Abraham Lincoln probably asked the same questions. His soar to the White House was unexpected but his anti-slavery views were not. It was October of 1854 when he criticized the Kansas-Nebraska Act along with slavery’s expansion. On June 16, 1858, he delivered his “house divided” speech, a speech that even his friends considered too radical. Finally, his election in 1860 triggered the secession of several southern states.
He understood that the Thirteenth Amendment was a radical proposition that jeopardized his chances at re-election. He supported the bill nonetheless. Family, friends, allies, and rivals implored him to abandon any hope of passing it. Instead, he rose to the occasion and became a key instrument in the amendment’s passage.
Throughout his career, many derided him as a tyrant. We know the truth. He is arguably the greatest president ever, the manifestation of a true public servant. He is a man to be esteemed.
Millions of lives hung in the balance with slavery, as they do now with abortion.
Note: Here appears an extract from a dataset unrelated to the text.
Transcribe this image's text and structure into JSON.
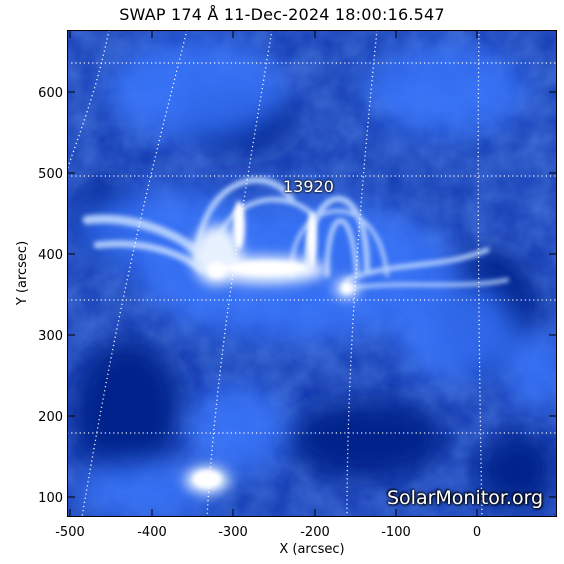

Just as slavery concealed itself under the guise of states’ rights, abortion camouflages itself as “women’s health.” Like slavery, abortion is a wickedness supposedly guaranteed by our Constitution.
We need another Lincoln.
My heart yearns for a president with the interpersonal skill, endurance, and courage to cripple – if not crush – this great evil. He or she must be willing to do this irrespective of the cost. Is there a candidate capable of carrying the torch? Only time can reveal that answer.
I only hope that the next president etches Lincoln’s words onto his/her heart: “In their enlightened belief, nothing stamped with the Divine image and likeness was sent into the world to be trodden on, and degraded, and imbruted by its fellows.”